For a number of years many of Morgan Stanley's most affluent customers have expressed one overwhelming concern: how will their children and grandchildren handle their inheritances. They are not so much worried that their heirs will squander their fortunes as to how they will live. It is a question of such urgency and importance that the leading brokerage firm has begun having daylong seminars for the wealthy young millenniums.
Last month Deborah Montaperto and Mary Deatherage, the two Morgan Stanley brokers putting on the third annual event in New York, invited me to attend. The estimated thirty trillion dollars of wealth that baby bombers alone will pass on to the next generation has the potential to change the fundamental nature of American society. It can be an engine of unprecedented good, or it could end up creating two Americas, a narrow, self-involved elite living on an island of privilege and the rest of us.

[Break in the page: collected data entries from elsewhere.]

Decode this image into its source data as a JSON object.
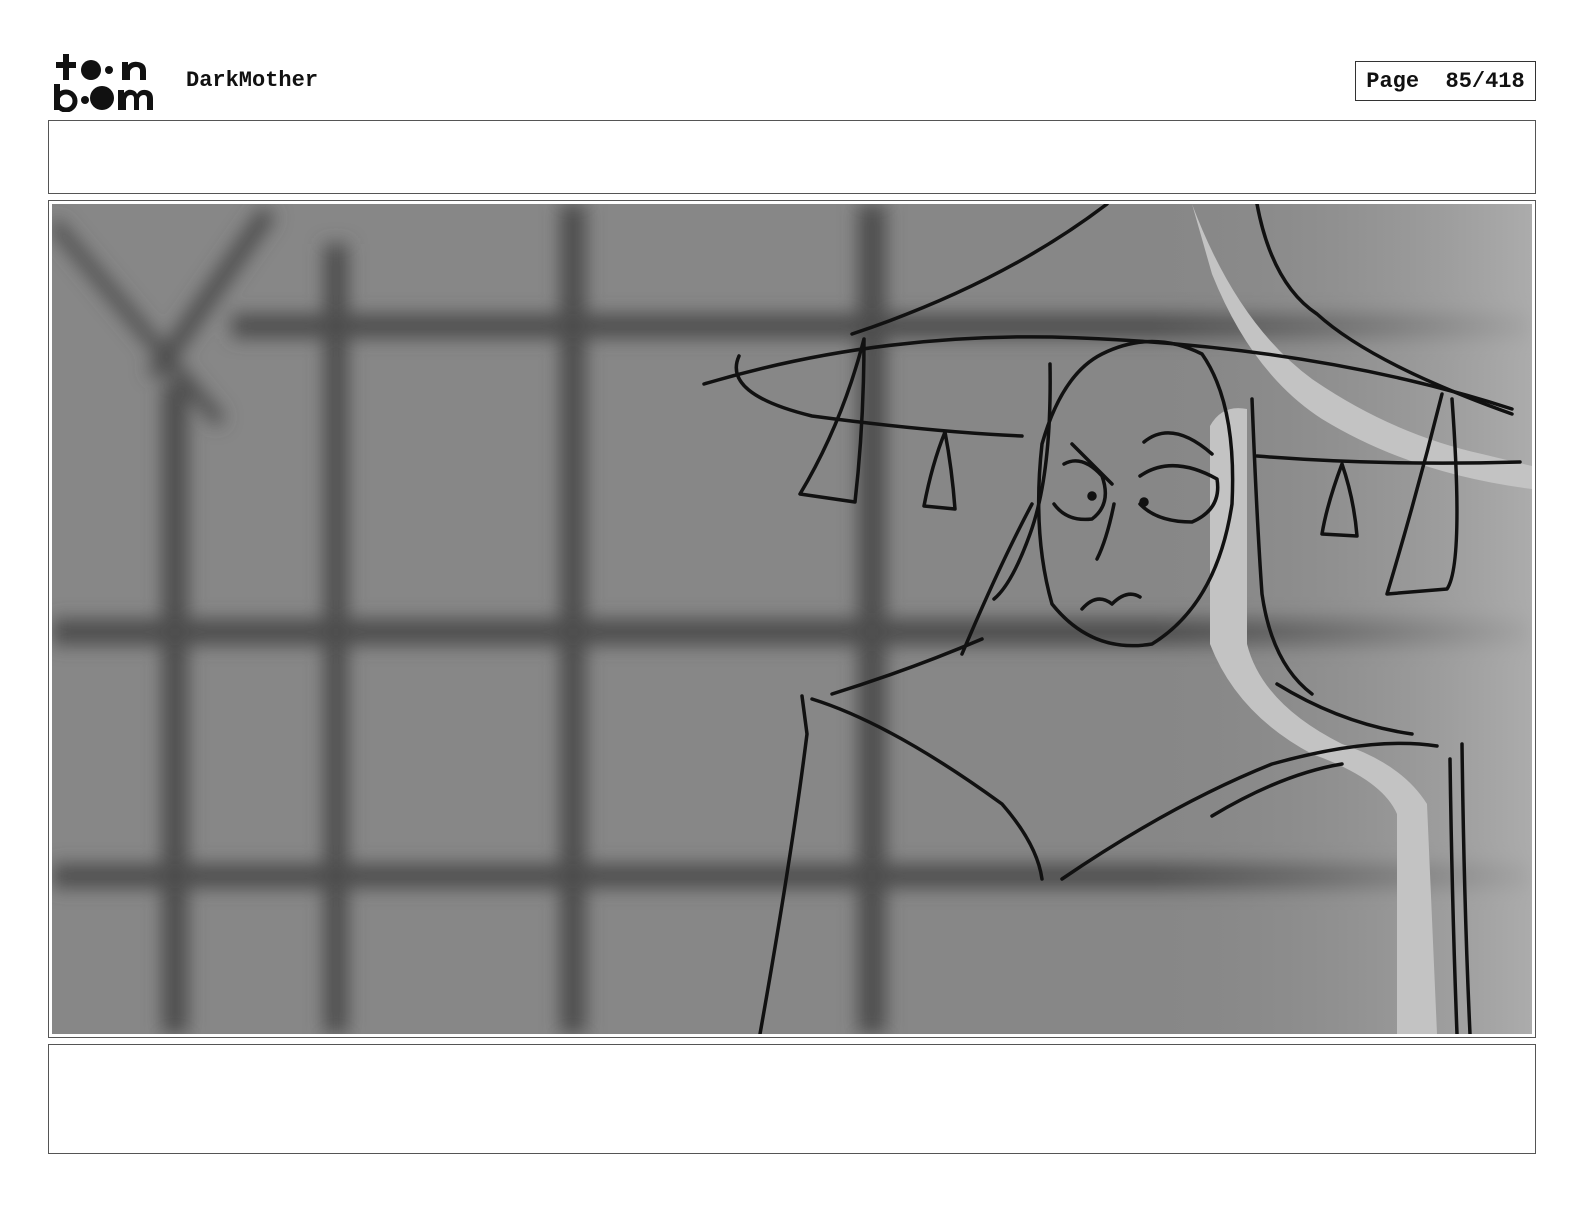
{
  "header": {
    "logo_text": "toon boom",
    "project_title": "DarkMother",
    "page_label": "Page",
    "page_number": "85/418"
  },
  "notes": {
    "top": "",
    "bottom": ""
  },
  "panel": {
    "description_colors": {
      "background": "#8a8a8a",
      "grid_shadow": "#4a4a4a",
      "highlight": "#c4c4c4",
      "line": "#111111"
    }
  }
}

The good news is that the generation who made the money mainly on their own is worried. They fear they have given their heirs everything but what matters most : lives of excitement and challenge. The good news, too, is that 150 wealthy heirs between the ages of 18 and 31 were willing to assemble in the Morgan Stanley New York headquarters to participate in a day-long seminar for "the next generation of leaders 'Making an Impact.'"
The first speaker was Harold Ford, Jr., a Morgan Stanley managing director. The former Tennessee Congressman's subject was the 2016 presidential election. Although two-thirds of the voters in the primaries have called for radical change by pulling the levers for Donald Trump, Bernie Sanders, and Ted Cruz in the most dramatic, unusual election in decades, Ford sees it otherwise. He says things will settle down as they always do, and it will end up business as usual with both candidates nudging their way to the middle. At that point, Americans will be able to decide whom they will back. As far as the crucial issues, he mentioned neither Isis, the deteriorating infra structure in American cities, or the problem of wealth inequality. His transcendent concern appears to be the financial regulation of the financial industry, and once the candidates make their positions clear it will be time to anoint a champion.
In the end, the American voters will elect the best candidate since Ford believes that is what the people in their infinite wisdom always do. For such a defender of the status quo, I thought at least the conservative Democrat would suggest to the privileged young people sitting in front of him that they learn about American politics by working in one of the presidential campaigns. But he didn't say that. I suppose when the best candidate always wins, it's just as well to sit back and watch.
Ford was followed by Dr. Heath King, a psychoanalyst and former Yale lecturer. He was to speak on the same subject, but he broadened it considerably talking what the world would be like in the future. He brought up any number of intriguing subjects including how many CEOs were first educated in Montessori schools, and how a third of the start-up CEOs in Silicon Valley are Indian Americans. He posited an exciting world of challenge, but nothing practical that those in the room could use to direct their way in the future.
That matter was taken care of by the next group of speakers. Nancy Pfund is the managing partner of DBL partners. DBL stands for "double bottom line," the idea that an investment can both make money and a social difference. She is not just a passive investor but also an actively engaged business coach. Over the years she has put money in any number of startups that most of her colleagues passed by considering them wildly quixotic. One of them was the Tesla Motor Company that with its new, reasonably priced all-electric car may change the whole nature of the automobile business. Her low-keyed, matter-of fact manner was far more compelling than if she had strutted around the room with boastful hyperbole.
Pfund's presentation was even more effective because she introduced entrepreneurs who exemplified precisely this kind of double bottom business. The most impressive was Doug Evans, CEO and Founder of Juicero, a $700 cold press juicer that uses packets of organic fruits and vegetables. Starting with less than nothing, Evans has received about $120 million in funding. Wearing sandals and jeans and looking like an aging hippie, Evans stood out in this room full of expensively dressed scions of wealth. His was a tale of overcoming great challenge, and he mesmerized these sons and daughters of privilege who had never in the lives experienced for one hour the difficult challenges Evans had for much of his life.
At the end of the day, I kept thinking of Joseph P. Kennedy. He had made one of the great American fortunes as a businessman, but he wanted his sons to enter politics. He sought that because that's where he thought the action would be for the next generation, and so it was. I think Mr. Kennedy these days would want his children to involve themselves in double value entrepreneurship, and that's the direction many of these wealthy young Americans are likely to go.
Clearly, Morgan Stanley is interested in managing the billions of dollars that sat out in that seminar room, but it was the softest of sales, and the firm offered broader kinds of counseling that could play an even more crucial role in these lives if they become entrepreneurs. It won't be easy, but if you're an entrepreneur, it never is.